With school accountability such a high factor for success of schools, minority students have a greater "one size fits all" approach and therefore being labeled special ed and therefore exempt from the high stakes tests. This also affects promotion and graduation for the minority students, hense the high drop out rate.
Some solutions from the National Research Council (NRC) recommends a "universal screening program" (p.38) which is administered when students show signs of having difficulty in reading. Some factors that would address if bias is a factor is a longitudinal data consisting of how long a family has lived in the US, level of acculturation, birth place of the students, parents, grandparents and their language proficiency. Provide access to bilingual education, bilingual psychologists, and the language of the tests being in the minority student's Native Language.
Funding would also be provided to evaluate assessment methods used for culturally and linguistically diverse students and testing to see if bias is the main reason students are placed in special education.

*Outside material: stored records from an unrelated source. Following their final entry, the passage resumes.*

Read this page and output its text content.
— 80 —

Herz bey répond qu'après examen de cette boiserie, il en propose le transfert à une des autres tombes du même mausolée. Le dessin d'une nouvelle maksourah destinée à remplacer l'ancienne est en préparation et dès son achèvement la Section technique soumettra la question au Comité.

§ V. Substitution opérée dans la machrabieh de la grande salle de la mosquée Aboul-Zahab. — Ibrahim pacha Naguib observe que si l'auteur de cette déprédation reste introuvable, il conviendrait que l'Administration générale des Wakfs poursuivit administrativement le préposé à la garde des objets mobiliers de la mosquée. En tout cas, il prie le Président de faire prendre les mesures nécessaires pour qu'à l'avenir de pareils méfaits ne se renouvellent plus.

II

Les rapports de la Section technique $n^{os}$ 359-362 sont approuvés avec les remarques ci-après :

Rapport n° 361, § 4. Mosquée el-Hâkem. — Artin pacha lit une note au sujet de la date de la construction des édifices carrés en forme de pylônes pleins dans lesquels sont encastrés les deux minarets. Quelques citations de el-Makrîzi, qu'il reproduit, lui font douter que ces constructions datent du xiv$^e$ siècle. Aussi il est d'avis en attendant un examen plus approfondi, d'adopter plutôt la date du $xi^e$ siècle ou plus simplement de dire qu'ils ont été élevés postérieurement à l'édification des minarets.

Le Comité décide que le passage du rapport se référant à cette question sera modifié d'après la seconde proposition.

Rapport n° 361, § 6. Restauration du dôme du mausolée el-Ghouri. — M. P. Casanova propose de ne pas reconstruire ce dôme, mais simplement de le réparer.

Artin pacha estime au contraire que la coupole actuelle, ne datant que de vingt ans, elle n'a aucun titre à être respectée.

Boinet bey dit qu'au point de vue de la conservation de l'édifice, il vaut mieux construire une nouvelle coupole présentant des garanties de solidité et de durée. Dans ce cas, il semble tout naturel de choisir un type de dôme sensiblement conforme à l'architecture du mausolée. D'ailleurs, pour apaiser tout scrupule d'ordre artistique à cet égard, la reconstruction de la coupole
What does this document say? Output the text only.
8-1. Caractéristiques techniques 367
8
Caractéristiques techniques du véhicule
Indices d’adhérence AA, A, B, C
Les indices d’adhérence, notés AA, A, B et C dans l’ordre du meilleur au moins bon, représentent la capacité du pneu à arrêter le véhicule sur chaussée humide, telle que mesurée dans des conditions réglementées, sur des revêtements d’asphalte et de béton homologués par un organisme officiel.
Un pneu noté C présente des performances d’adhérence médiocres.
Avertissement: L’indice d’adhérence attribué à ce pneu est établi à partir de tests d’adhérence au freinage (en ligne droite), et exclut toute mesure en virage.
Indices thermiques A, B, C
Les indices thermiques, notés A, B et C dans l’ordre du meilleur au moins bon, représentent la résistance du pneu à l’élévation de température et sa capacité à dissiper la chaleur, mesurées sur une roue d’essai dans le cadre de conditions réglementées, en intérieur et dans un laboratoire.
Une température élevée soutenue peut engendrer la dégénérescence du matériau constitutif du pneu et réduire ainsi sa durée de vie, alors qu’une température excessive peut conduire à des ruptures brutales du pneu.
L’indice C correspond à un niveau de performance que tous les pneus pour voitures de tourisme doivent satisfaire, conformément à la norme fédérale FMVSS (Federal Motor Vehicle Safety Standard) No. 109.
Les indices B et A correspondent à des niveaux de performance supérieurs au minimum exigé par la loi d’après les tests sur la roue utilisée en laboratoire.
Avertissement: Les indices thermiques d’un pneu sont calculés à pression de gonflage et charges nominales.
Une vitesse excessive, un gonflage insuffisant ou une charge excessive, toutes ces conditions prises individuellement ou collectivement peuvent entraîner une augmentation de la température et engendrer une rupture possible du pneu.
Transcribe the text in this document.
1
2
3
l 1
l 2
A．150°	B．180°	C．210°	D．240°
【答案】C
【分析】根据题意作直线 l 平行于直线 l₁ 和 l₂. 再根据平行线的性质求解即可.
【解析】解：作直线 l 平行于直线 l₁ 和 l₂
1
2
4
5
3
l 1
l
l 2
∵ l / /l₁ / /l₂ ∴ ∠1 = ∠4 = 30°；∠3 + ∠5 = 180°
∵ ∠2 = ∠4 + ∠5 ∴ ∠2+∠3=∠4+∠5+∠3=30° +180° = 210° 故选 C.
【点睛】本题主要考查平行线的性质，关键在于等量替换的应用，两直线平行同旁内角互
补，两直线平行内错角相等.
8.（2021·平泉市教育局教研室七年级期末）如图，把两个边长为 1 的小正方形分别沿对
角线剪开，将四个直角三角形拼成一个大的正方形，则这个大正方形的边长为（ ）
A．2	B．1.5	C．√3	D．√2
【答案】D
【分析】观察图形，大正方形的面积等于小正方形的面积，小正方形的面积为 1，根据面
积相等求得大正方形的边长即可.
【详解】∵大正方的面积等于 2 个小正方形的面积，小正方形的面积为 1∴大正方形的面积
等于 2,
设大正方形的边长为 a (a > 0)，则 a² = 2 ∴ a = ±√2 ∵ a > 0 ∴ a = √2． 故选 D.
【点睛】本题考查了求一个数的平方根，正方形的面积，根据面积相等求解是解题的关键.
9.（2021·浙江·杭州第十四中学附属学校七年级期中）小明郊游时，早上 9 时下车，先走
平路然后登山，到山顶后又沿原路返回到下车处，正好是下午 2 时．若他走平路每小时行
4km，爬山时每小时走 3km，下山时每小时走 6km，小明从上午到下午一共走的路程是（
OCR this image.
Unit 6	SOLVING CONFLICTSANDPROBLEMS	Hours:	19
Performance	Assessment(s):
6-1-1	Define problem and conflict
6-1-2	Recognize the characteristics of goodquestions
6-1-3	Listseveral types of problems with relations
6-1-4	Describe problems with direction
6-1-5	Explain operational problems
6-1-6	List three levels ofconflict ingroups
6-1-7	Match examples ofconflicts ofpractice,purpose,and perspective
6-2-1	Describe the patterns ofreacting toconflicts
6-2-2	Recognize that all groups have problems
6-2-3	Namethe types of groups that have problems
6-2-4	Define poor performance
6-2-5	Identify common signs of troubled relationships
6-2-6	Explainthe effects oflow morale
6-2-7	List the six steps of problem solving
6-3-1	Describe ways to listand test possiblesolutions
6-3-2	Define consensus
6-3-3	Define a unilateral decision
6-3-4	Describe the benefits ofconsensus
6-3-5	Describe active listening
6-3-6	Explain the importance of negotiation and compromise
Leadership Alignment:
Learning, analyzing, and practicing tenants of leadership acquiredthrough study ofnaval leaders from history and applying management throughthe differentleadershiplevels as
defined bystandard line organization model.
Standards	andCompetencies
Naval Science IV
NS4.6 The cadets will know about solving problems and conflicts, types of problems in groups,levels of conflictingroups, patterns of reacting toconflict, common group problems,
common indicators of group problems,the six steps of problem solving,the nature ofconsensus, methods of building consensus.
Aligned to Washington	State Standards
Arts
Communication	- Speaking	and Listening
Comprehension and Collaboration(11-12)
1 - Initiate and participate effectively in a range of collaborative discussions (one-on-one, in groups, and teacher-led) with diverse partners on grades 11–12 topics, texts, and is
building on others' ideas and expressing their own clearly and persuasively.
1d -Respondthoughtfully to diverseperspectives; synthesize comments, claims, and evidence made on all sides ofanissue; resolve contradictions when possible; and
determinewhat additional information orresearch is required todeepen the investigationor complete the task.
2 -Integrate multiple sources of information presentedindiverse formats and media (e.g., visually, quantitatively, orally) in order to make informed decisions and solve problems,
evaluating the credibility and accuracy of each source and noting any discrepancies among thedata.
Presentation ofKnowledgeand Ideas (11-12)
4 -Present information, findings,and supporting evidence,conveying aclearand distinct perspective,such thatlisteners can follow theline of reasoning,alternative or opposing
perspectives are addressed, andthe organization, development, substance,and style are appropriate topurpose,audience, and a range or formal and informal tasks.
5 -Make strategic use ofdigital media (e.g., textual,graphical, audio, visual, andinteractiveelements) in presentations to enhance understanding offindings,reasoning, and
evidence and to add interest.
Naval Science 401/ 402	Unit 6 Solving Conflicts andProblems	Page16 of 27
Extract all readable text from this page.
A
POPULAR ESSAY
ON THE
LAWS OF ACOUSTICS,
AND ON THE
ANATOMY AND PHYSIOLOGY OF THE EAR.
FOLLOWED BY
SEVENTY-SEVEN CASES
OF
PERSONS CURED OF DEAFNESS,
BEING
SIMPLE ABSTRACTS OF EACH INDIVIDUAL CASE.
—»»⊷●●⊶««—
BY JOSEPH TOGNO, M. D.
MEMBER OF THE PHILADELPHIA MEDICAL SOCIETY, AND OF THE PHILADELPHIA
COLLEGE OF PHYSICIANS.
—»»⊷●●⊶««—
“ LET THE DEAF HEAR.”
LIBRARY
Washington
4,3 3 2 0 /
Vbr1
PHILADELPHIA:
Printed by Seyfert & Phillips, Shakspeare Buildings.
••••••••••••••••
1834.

I am pleased to read that the NRC is taking steps to help students with cultural and linguistic differences be included in the regular classroom and also have access to the gifted end of the special services spectrum.
Back to Work
14 years ago
2 comments:
You list some important recommendations. Would you add any additional recommendations for students in your school? Should local community members be a part of the decision making for special ed services?
Marilee
I think the more people involved from the stakeholder perspective, the more likely the recommendations will be taken seriously. Right now in our school our sped population are all in because of serious issues. We are very fortunate to have a speech pathologist who uses relevant material to our ares. Isn't that something else? I would be interested to ask our school psychologist what kind of bias that the test possibly have.